Ведущая: Что произошло, Федор? Если это не чересчур для Вас, поме­няйтесь с Любой ролями. (Он медлит несколько секунд, мотает головой, чтобы стряхнуть слезы, не замечает протянутого но­сового платка, потом решительно садится на стул покойницы тетки.)

Федор (из роли Любы): Я Люба, дочь Пелагеи Ивановны и Николая Се­меновича. Меня убила моя родная мать. Своими руками сделала мне аборт, и я истекла кровью. У меня был роман с приезжим ин­тендантом, он был женат. Я больше ничего не знаю. Мне было двадцать три года. Я – самая страшная тайна семьи. Братья у меня герои, батя герой, а я умирала, как зарезанная свинья, в луже крови. Мама, неужели так было надо?

...Я не утверждаю, конечно, что невозможность прямо и душевно разгова­ривать связана у мужчин этой семьи с тенью несчастной Любы – это было бы слишком простым ответом. Хотя подумайте: все они праздновали, по­минали и просто обедали за тем самым столом, на котором... Все они боя­лись, что посадят мать. Любили – не любили, винили – не винили, но за­щитили, лишнего слова при чужих никто не обронил. Они хоронили сестру без матери – сама не смогла или они не пустили? Пелагея Ивановна, по­лучившая все свои похоронки, что она думала, что чувствовала, когда три ее выживших сына (позже и с женами, и с детьми) отправлялись поминать Любочку? Была сурова – это известно. Выдержала все – и это известно.

Убила младшую дочь, пропоров ей матку вязальной спицей. Пережила ее на двадцать лет. Сыновья молчали – но только почти, иначе откуда бы Фе­дору было узнать? Он – заговорил, хрипя и захлебываясь в словах и сле­зах. Как будто за них за всех – убивавших и убиенных, виноватых и не­виноватых.

И для меня эта мужская история – как раз "про то".

 

Лоб обреют – пойдешь отдавать свою,

лобок обреют – пойдешь отдавать чужую

жизнь. Родина‑матка, тебе пою,

а сама партизански с тобой воюю,

ибо знаю: сыну обреют лоб.

Ибо знаю: дочке лобок обреют.

Чайной ложкой лоно твое скреб

Ирод. Роди Ирода. И Назорея.

Вера Павлова

 

Неужели непонятно, что для истинно человеческого, трепетного отноше­ния к будущей жизни нужно по меньшей мере испытать такое же отноше­ние к жизни вообще? Любой – старой, молодой, мужской, женской, дет­ской. Тяжело учиться этому, когда все вокруг норовит научить обратному. Стойкость, с которой многие из нас все же пытаются, поразительна и за­ставляет задуматься.
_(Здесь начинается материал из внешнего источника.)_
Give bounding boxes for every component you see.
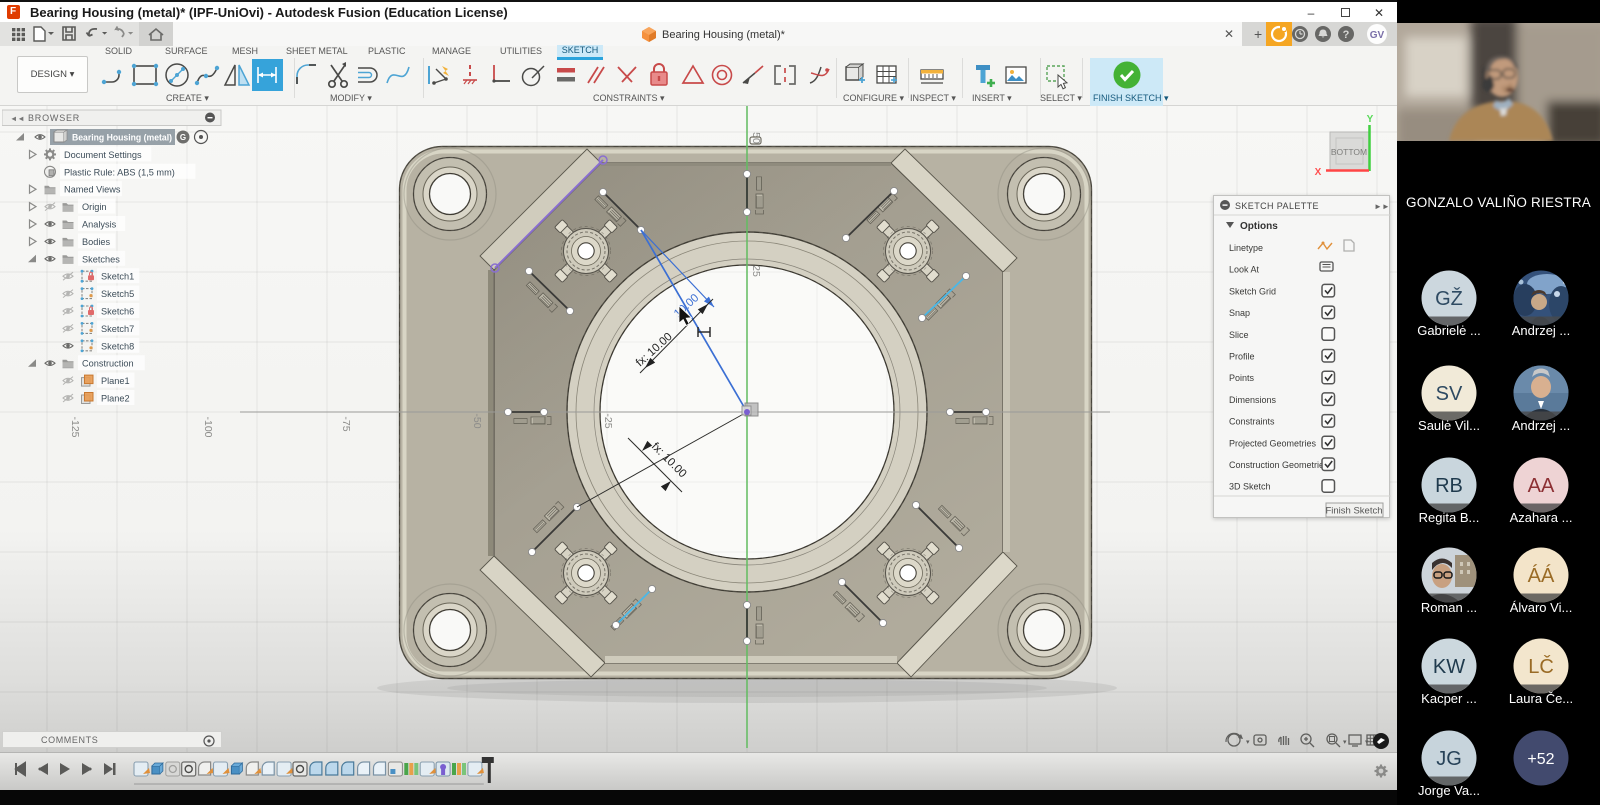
svg-text:Laura Če...: Laura Če... bbox=[1509, 691, 1573, 706]
svg-text:25: 25 bbox=[750, 265, 762, 277]
svg-text:Plastic Rule: ABS (1,5 mm): Plastic Rule: ABS (1,5 mm) bbox=[64, 167, 175, 177]
svg-text:LČ: LČ bbox=[1528, 655, 1554, 678]
svg-text:Profile: Profile bbox=[1229, 352, 1255, 362]
svg-text:+: + bbox=[1254, 26, 1262, 42]
svg-text:-125: -125 bbox=[69, 416, 81, 437]
svg-text:KW: KW bbox=[1433, 656, 1465, 678]
svg-text:?: ? bbox=[1343, 29, 1350, 41]
svg-text:Andrzej ...: Andrzej ... bbox=[1512, 418, 1571, 433]
svg-text:-25: -25 bbox=[602, 413, 614, 428]
svg-text:Jorge Va...: Jorge Va... bbox=[1418, 783, 1480, 798]
svg-text:Sketch8: Sketch8 bbox=[101, 341, 134, 351]
svg-text:GV: GV bbox=[1370, 30, 1385, 41]
svg-text:Finish Sketch: Finish Sketch bbox=[1325, 506, 1382, 517]
svg-text:Sketch6: Sketch6 bbox=[101, 307, 134, 317]
svg-text:Bodies: Bodies bbox=[82, 237, 110, 247]
svg-text:✕: ✕ bbox=[1224, 27, 1234, 41]
svg-text:SKETCH PALETTE: SKETCH PALETTE bbox=[1235, 201, 1319, 211]
svg-text:SV: SV bbox=[1436, 383, 1463, 405]
svg-text:Álvaro Vi...: Álvaro Vi... bbox=[1510, 600, 1573, 615]
svg-text:ÁÁ: ÁÁ bbox=[1528, 564, 1555, 587]
svg-text:Gabrielė ...: Gabrielė ... bbox=[1417, 323, 1481, 338]
svg-text:G: G bbox=[180, 133, 186, 142]
svg-text:-75: -75 bbox=[340, 416, 352, 431]
svg-text:Sketch5: Sketch5 bbox=[101, 289, 134, 299]
svg-text:Sketches: Sketches bbox=[82, 254, 120, 264]
svg-text:Sketch1: Sketch1 bbox=[101, 272, 134, 282]
svg-text:Constraints: Constraints bbox=[1229, 417, 1275, 427]
svg-text:Y: Y bbox=[1367, 114, 1374, 125]
svg-text:Azahara ...: Azahara ... bbox=[1510, 510, 1573, 525]
svg-text:RB: RB bbox=[1435, 475, 1463, 497]
svg-text:-50: -50 bbox=[471, 413, 483, 428]
svg-text:BOTTOM: BOTTOM bbox=[1331, 147, 1367, 157]
svg-text:▾: ▾ bbox=[1343, 739, 1347, 746]
svg-text:Named Views: Named Views bbox=[64, 185, 121, 195]
svg-text:Bearing Housing (metal): Bearing Housing (metal) bbox=[72, 133, 172, 143]
svg-text:Look At: Look At bbox=[1229, 265, 1260, 275]
svg-text:Roman ...: Roman ... bbox=[1421, 600, 1477, 615]
svg-text:Origin: Origin bbox=[82, 202, 107, 212]
svg-text:Construction Geometries: Construction Geometries bbox=[1229, 460, 1329, 470]
svg-text:Document Settings: Document Settings bbox=[64, 150, 142, 160]
svg-text:▾: ▾ bbox=[1246, 739, 1250, 746]
svg-text:Linetype: Linetype bbox=[1229, 243, 1263, 253]
svg-text:Snap: Snap bbox=[1229, 308, 1250, 318]
svg-text:X: X bbox=[1315, 167, 1322, 178]
svg-text:+52: +52 bbox=[1527, 751, 1554, 768]
svg-text:Analysis: Analysis bbox=[82, 220, 117, 230]
svg-text:GŽ: GŽ bbox=[1435, 287, 1463, 310]
svg-text:AA: AA bbox=[1528, 475, 1555, 497]
svg-text:Plane2: Plane2 bbox=[101, 394, 130, 404]
svg-text:Regita B...: Regita B... bbox=[1419, 510, 1480, 525]
svg-text:Sketch Grid: Sketch Grid bbox=[1229, 286, 1276, 296]
svg-text:Andrzej ...: Andrzej ... bbox=[1512, 323, 1571, 338]
svg-text:BROWSER: BROWSER bbox=[28, 113, 80, 123]
svg-text:-100: -100 bbox=[202, 416, 214, 437]
svg-text:Dimensions: Dimensions bbox=[1229, 395, 1277, 405]
svg-text:Saulė Vil...: Saulė Vil... bbox=[1418, 418, 1480, 433]
svg-text:Projected Geometries: Projected Geometries bbox=[1229, 438, 1317, 448]
svg-text:Construction: Construction bbox=[82, 359, 134, 369]
svg-text:JG: JG bbox=[1436, 748, 1462, 770]
svg-text:Plane1: Plane1 bbox=[101, 376, 130, 386]
svg-text:Slice: Slice bbox=[1229, 330, 1249, 340]
svg-text:3D Sketch: 3D Sketch bbox=[1229, 482, 1271, 492]
svg-text:►►: ►► bbox=[1374, 202, 1390, 211]
svg-text:Options: Options bbox=[1240, 221, 1278, 232]
svg-text:Points: Points bbox=[1229, 373, 1255, 383]
svg-text:Kacper ...: Kacper ... bbox=[1421, 691, 1477, 706]
svg-text:◄◄: ◄◄ bbox=[10, 114, 25, 123]
svg-text:Bearing Housing (metal)*: Bearing Housing (metal)* bbox=[662, 29, 786, 41]
svg-text:Sketch7: Sketch7 bbox=[101, 324, 134, 334]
Про то, про это, про разное...

На коротких женских группах на тему нерожденных детей работают не очень охотно – сильное табу наложено годами умолчания о "неприлич­ном", а на самом деле – о не считающемся важным. Но уж если работают, то кажется, что прорвало плотину. И это всякий раз убеждает в том, что всякая подавленная, "запертая" боль (вина, страх, стыд) может ждать свое­го часа годами, потихоньку поедая нас. И я низко склоняю голову перед отчаянной отвагой тех, кто все‑таки решался работать с этой темой и вел наше отворачивающееся, упирающееся сознание к открытому и полному переживанию этой боли. Марина, твою работу на группе видели одиннад­цать человек. Это так мало, что мне показалось необходимым дать подроб­ные свидетельские показания "со стороны защиты". И начну я с самого на­чала – с того, как ты впервые заговорила о своей боли.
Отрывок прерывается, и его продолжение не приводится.